Sure, we have American Civil War re-enactors. But that’s all about false sense of nostalgia (a distinctly American psychosis, to be sure). In Europe, on the other hand, the wounds are genuinely more fresh, the historical damage all within eyesight.

Yet for some reason, here in the States, we think history is settled; that any seemingly-important moment will be remembered and preserved forever, even though we can barely remember what happened when our parents were teenagers. Our political system is great and all, but that doesn’t make it the One True Way that perseveres without question or conflict.

The only thing exceptional about America is our size, and that we’ve had the same identity crisis for 250 years, taking two steps forward and one step back.

Our insistence on being so “exceptional”—on being naive enough to think that we’ve somehow evolved to the point that we’re immune to the same failings of every empire and revolution that came before—is exactly what prevents us from seeing the patterns of history staring back at us.

But “The past isn’t past; it isn’t even over;” “As above, so below;” “This has all happened before;” et cetera, et cetera.

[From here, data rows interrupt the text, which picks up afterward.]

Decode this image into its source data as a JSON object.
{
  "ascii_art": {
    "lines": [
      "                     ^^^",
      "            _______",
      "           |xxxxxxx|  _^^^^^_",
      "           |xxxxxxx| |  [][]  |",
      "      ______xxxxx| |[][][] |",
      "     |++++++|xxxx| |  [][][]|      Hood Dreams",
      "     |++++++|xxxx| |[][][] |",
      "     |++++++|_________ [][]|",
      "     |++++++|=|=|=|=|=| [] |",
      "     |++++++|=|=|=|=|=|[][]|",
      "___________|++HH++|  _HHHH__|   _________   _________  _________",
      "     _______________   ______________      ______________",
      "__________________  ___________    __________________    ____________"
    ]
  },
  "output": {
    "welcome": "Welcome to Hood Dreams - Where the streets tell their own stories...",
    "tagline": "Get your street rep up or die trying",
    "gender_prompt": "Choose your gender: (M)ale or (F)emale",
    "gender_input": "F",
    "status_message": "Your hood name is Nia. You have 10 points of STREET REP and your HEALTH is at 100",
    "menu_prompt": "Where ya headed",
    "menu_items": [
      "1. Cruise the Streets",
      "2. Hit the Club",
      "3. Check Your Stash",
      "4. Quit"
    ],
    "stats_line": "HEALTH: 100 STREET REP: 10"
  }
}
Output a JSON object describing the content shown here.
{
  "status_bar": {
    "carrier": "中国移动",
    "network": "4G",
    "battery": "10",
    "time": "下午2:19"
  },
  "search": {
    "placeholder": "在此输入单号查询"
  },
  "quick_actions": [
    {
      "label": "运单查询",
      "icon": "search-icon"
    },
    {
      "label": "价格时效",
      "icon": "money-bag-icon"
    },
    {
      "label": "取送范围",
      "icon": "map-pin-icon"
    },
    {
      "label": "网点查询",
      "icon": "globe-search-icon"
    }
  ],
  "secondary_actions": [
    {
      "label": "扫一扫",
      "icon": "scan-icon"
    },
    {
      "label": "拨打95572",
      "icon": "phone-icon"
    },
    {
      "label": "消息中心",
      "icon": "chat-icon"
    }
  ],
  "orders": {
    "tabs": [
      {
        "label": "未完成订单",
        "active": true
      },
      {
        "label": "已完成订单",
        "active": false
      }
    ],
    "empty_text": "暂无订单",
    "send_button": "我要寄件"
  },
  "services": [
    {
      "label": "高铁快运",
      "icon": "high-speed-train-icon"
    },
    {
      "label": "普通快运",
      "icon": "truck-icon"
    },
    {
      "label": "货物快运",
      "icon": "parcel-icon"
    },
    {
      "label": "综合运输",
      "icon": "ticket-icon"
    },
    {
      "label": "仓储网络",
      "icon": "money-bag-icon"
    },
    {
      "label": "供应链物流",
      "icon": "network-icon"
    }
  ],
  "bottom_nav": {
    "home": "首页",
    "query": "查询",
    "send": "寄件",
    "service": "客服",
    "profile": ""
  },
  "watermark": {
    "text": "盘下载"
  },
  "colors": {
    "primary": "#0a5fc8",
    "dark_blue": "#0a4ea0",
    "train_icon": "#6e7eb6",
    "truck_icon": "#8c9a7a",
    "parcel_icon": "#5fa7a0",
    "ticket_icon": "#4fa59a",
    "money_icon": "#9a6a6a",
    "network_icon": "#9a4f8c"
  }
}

Basically this is all a long-winded way of quoting a 30-year old Billy Bragg song:

“The cities of Europe have burned before, and they may yet burn again. But if they do, I hope you’ll understand that Washington will burn with them; Omaha will burn with them; Los Alamos will burn with them.”

None of this is to say that I’m condoning (or condemning) insurrection of any kind. This is all just to say that we should not ignore history.

Let us not conserve or recreate the past, but learn from its lessons, and expect that we’re all inclined to fall back into its worst patterns — then do everything we can to make sure we don’t make those mistakes.